Global Human rights movement Amnesty International-Zimbabwe has pleaded with the government of Zimbabwe to establish the whereabouts of journalist-cum-activist Itai Dzamara who disappeared on 9 March 2015.

Dzamara who led a sit-in movement dubbed the Occupy Africa Unity Square, demanded the former President Robert Mugabe to step down following his 2013 victory citing the poor economic administration and bad governance.

Speaking on the sidelines of the Itai Dzamara commemorative event Amnesty International Director Jessica Pwiti called on authorities to investigate the whereabouts of the activist.

“People do not just disappear into the thin air. Someone knows where Itai Dzamara is and we demand that they bring him back,” she said.

Pwiti urged citizens to help the Dzamara family through providing psycho-social support.
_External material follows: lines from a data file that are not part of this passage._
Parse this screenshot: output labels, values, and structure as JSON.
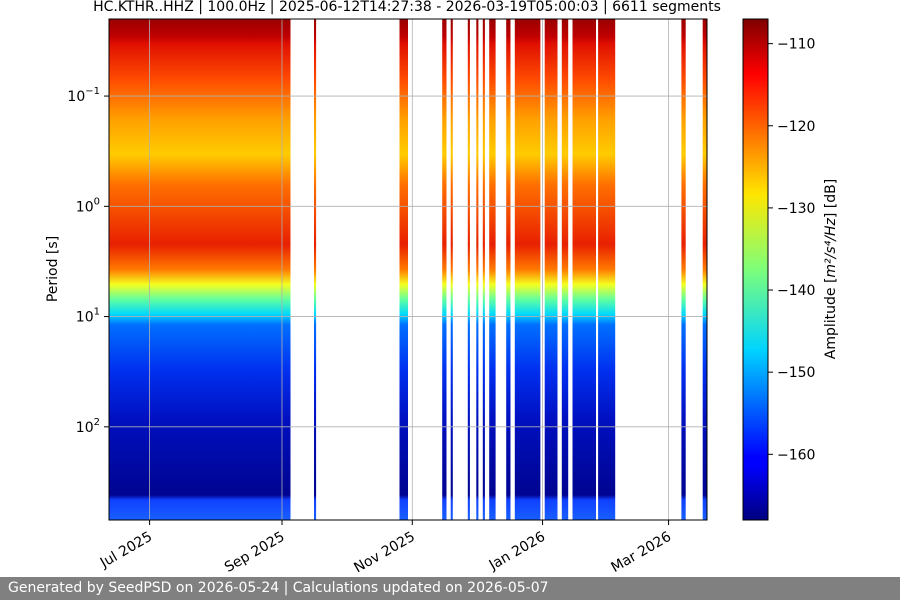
{
  "chart_data": {
    "type": "heatmap",
    "title": "HC.KTHR..HHZ | 100.0Hz | 2025-06-12T14:27:38 - 2026-03-19T05:00:03 | 6611 segments",
    "xlabel": "",
    "ylabel": "Period [s]",
    "x_tick_labels": [
      "Jul 2025",
      "Sep 2025",
      "Nov 2025",
      "Jan 2026",
      "Mar 2026"
    ],
    "x_tick_dates": [
      "2025-07-01",
      "2025-09-01",
      "2025-11-01",
      "2026-01-01",
      "2026-03-01"
    ],
    "xlim": [
      "2025-06-12",
      "2026-03-19"
    ],
    "y_scale": "log",
    "y_inverted": true,
    "ylim": [
      0.02,
      700
    ],
    "y_ticks": [
      0.1,
      1,
      10,
      100
    ],
    "y_tick_labels": [
      {
        "base": "10",
        "exp": "−1"
      },
      {
        "base": "10",
        "exp": "0"
      },
      {
        "base": "10",
        "exp": "1"
      },
      {
        "base": "10",
        "exp": "2"
      }
    ],
    "grid": true,
    "colorbar": {
      "label_prefix": "Amplitude [",
      "label_math": "m²/s⁴/Hz",
      "label_suffix": "] [dB]",
      "range": [
        -168,
        -107
      ],
      "ticks": [
        -110,
        -120,
        -130,
        -140,
        -150,
        -160
      ],
      "tick_labels": [
        "−110",
        "−120",
        "−130",
        "−140",
        "−150",
        "−160"
      ],
      "colormap": "jet"
    },
    "data_intervals": [
      [
        "2025-06-12",
        "2025-09-05"
      ],
      [
        "2025-09-16",
        "2025-09-17"
      ],
      [
        "2025-10-26",
        "2025-10-30"
      ],
      [
        "2025-11-15",
        "2025-11-17"
      ],
      [
        "2025-11-19",
        "2025-11-20"
      ],
      [
        "2025-11-27",
        "2025-11-28"
      ],
      [
        "2025-12-01",
        "2025-12-02"
      ],
      [
        "2025-12-04",
        "2025-12-05"
      ],
      [
        "2025-12-07",
        "2025-12-10"
      ],
      [
        "2025-12-15",
        "2025-12-17"
      ],
      [
        "2025-12-19",
        "2025-12-31"
      ],
      [
        "2026-01-02",
        "2026-01-08"
      ],
      [
        "2026-01-10",
        "2026-01-13"
      ],
      [
        "2026-01-15",
        "2026-01-26"
      ],
      [
        "2026-01-27",
        "2026-02-04"
      ],
      [
        "2026-03-07",
        "2026-03-09"
      ],
      [
        "2026-03-17",
        "2026-03-19"
      ]
    ]
  },
  "footer": {
    "text": "Generated by SeedPSD on 2026-05-24 | Calculations updated on 2026-05-07"
  }
}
“We continue to make a cry; we send out press statements, we have events such as this. We engage Sheffra even in our offices and we have kept her cry live and sometimes she is even asking for support,” she added.
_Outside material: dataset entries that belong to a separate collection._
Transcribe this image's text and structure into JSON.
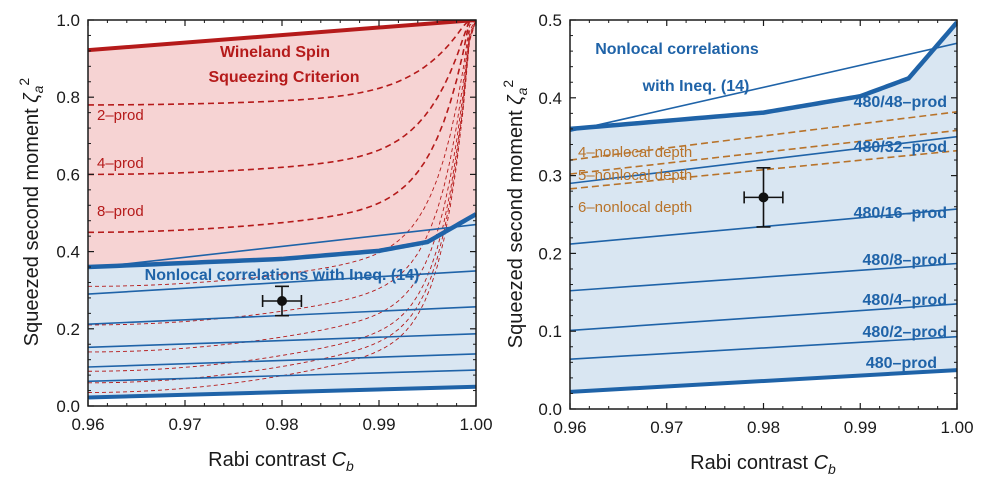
{
  "chart_data": [
    {
      "type": "line",
      "panel": "left",
      "xlabel": "Rabi contrast",
      "xlabel_sym": "C",
      "xlabel_sub": "b",
      "ylabel": "Squeezed second moment",
      "ylabel_sym": "ζ",
      "ylabel_sub": "a",
      "ylabel_sup": "2",
      "xlim": [
        0.96,
        1.0
      ],
      "ylim": [
        0.0,
        1.0
      ],
      "xticks": [
        "0.96",
        "0.97",
        "0.98",
        "0.99",
        "1.00"
      ],
      "yticks": [
        "0.0",
        "0.2",
        "0.4",
        "0.6",
        "0.8",
        "1.0"
      ],
      "colors": {
        "red": "#b51a1a",
        "redfill": "#f6d3d3",
        "blue": "#1f63a8",
        "bluefill": "#d9e6f2"
      },
      "wineland": {
        "name": "Wineland Spin Squeezing Criterion",
        "x": [
          0.96,
          1.0
        ],
        "y": [
          0.922,
          1.0
        ]
      },
      "red_dashed": [
        {
          "name": "2-prod",
          "y_at_096": 0.78
        },
        {
          "name": "4-prod",
          "y_at_096": 0.6
        },
        {
          "name": "8-prod",
          "y_at_096": 0.45
        },
        {
          "name": "",
          "y_at_096": 0.31
        },
        {
          "name": "",
          "y_at_096": 0.21
        },
        {
          "name": "",
          "y_at_096": 0.14
        },
        {
          "name": "",
          "y_at_096": 0.09
        },
        {
          "name": "",
          "y_at_096": 0.06
        },
        {
          "name": "",
          "y_at_096": 0.035
        }
      ],
      "nonlocal_bound": {
        "name": "Nonlocal correlations with Ineq. (14)",
        "x": [
          0.96,
          0.98,
          0.99,
          0.995,
          1.0
        ],
        "y": [
          0.36,
          0.381,
          0.402,
          0.425,
          0.497
        ]
      },
      "blue_lines": [
        {
          "name": "480/48-prod",
          "y": [
            0.357,
            0.47
          ]
        },
        {
          "name": "480/32-prod",
          "y": [
            0.29,
            0.35
          ]
        },
        {
          "name": "480/16-prod",
          "y": [
            0.212,
            0.257
          ]
        },
        {
          "name": "480/8-prod",
          "y": [
            0.152,
            0.187
          ]
        },
        {
          "name": "480/4-prod",
          "y": [
            0.101,
            0.135
          ]
        },
        {
          "name": "480/2-prod",
          "y": [
            0.064,
            0.093
          ]
        }
      ],
      "bottom_line": {
        "name": "480-prod",
        "y": [
          0.022,
          0.05
        ]
      },
      "labels": {
        "wineland_1": "Wineland Spin",
        "wineland_2": "Squeezing Criterion",
        "prod_2": "2–prod",
        "prod_4": "4–prod",
        "prod_8": "8–prod",
        "nonlocal": "Nonlocal correlations with Ineq. (14)"
      },
      "datapoint": {
        "x": 0.98,
        "y": 0.272,
        "xerr": 0.002,
        "yerr": 0.038
      }
    },
    {
      "type": "line",
      "panel": "right",
      "xlabel": "Rabi contrast",
      "xlabel_sym": "C",
      "xlabel_sub": "b",
      "ylabel": "Squeezed second moment",
      "ylabel_sym": "ζ",
      "ylabel_sub": "a",
      "ylabel_sup": "2",
      "xlim": [
        0.96,
        1.0
      ],
      "ylim": [
        0.0,
        0.5
      ],
      "xticks": [
        "0.96",
        "0.97",
        "0.98",
        "0.99",
        "1.00"
      ],
      "yticks": [
        "0.0",
        "0.1",
        "0.2",
        "0.3",
        "0.4",
        "0.5"
      ],
      "colors": {
        "blue": "#1f63a8",
        "bluefill": "#d9e6f2",
        "orange": "#b8732a"
      },
      "nonlocal_bound": {
        "name": "Nonlocal correlations with Ineq. (14)",
        "x": [
          0.96,
          0.98,
          0.99,
          0.995,
          1.0
        ],
        "y": [
          0.36,
          0.381,
          0.402,
          0.425,
          0.497
        ]
      },
      "blue_lines": [
        {
          "name": "480/48-prod",
          "y": [
            0.357,
            0.47
          ]
        },
        {
          "name": "480/32-prod",
          "y": [
            0.29,
            0.35
          ]
        },
        {
          "name": "480/16-prod",
          "y": [
            0.212,
            0.257
          ]
        },
        {
          "name": "480/8-prod",
          "y": [
            0.152,
            0.187
          ]
        },
        {
          "name": "480/4-prod",
          "y": [
            0.101,
            0.135
          ]
        },
        {
          "name": "480/2-prod",
          "y": [
            0.064,
            0.093
          ]
        }
      ],
      "bottom_line": {
        "name": "480-prod",
        "y": [
          0.022,
          0.05
        ]
      },
      "orange_dashed": [
        {
          "name": "4-nonlocal depth",
          "y": [
            0.32,
            0.382
          ]
        },
        {
          "name": "5-nonlocal depth",
          "y": [
            0.302,
            0.358
          ]
        },
        {
          "name": "6-nonlocal depth",
          "y": [
            0.283,
            0.332
          ]
        }
      ],
      "labels": {
        "nonlocal_1": "Nonlocal correlations",
        "nonlocal_2": "with Ineq. (14)",
        "p48": "480/48–prod",
        "p32": "480/32–prod",
        "p16": "480/16–prod",
        "p8": "480/8–prod",
        "p4": "480/4–prod",
        "p2": "480/2–prod",
        "p1": "480–prod",
        "d4": "4–nonlocal depth",
        "d5": "5–nonlocal depth",
        "d6": "6–nonlocal depth"
      },
      "datapoint": {
        "x": 0.98,
        "y": 0.272,
        "xerr": 0.002,
        "yerr": 0.038
      }
    }
  ]
}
Meanwhile, the Zimbabwe Human Rights NGO Forum, in a statement read on its behalf by its Deputy Chairperson Chester Samba criticised the new dispensation for failing to show urgency in its search for Dzamara.

“The ‘new dispensation’ prides itself on being reformists. However, the continued abductions and torture of citizens speak to a chilling intolerance to dissent and critique and a State bent on consolidating power at the expense of fundamental human rights of citizens,” he said.
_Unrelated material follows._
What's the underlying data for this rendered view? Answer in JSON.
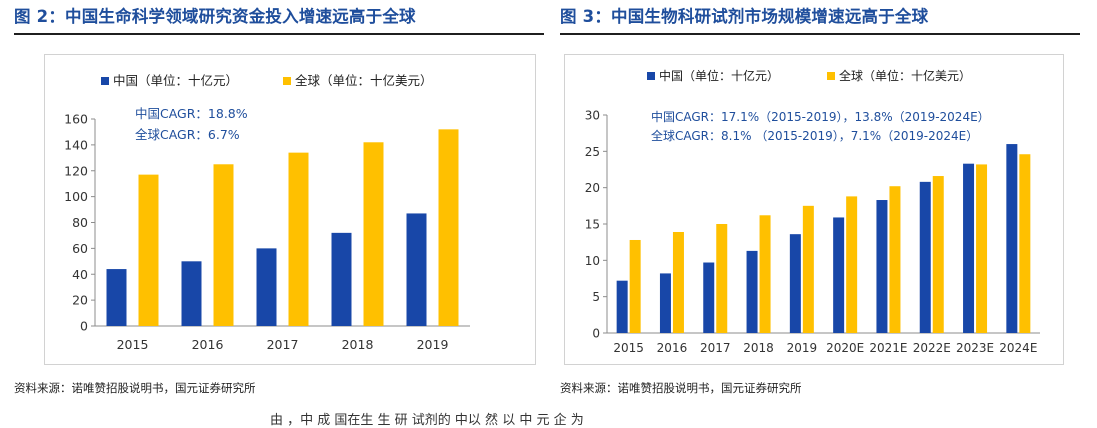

Dzamara disappeared in Glenview 7, Harare after being dragged into an unmarked vehicle by an unknown man when he was taking a haircut at a local barbershop.

Since then efforts to locate him have been futile with some opposition Member of Parliament demanding the government to provide his whereabouts.

The High Court of Zimbabwe also ordered the government of Zimbabwe through the Zimbabwe Republic Police (ZRP) to do regular updates on their investigations, efforts which human rights groups say have been in vain.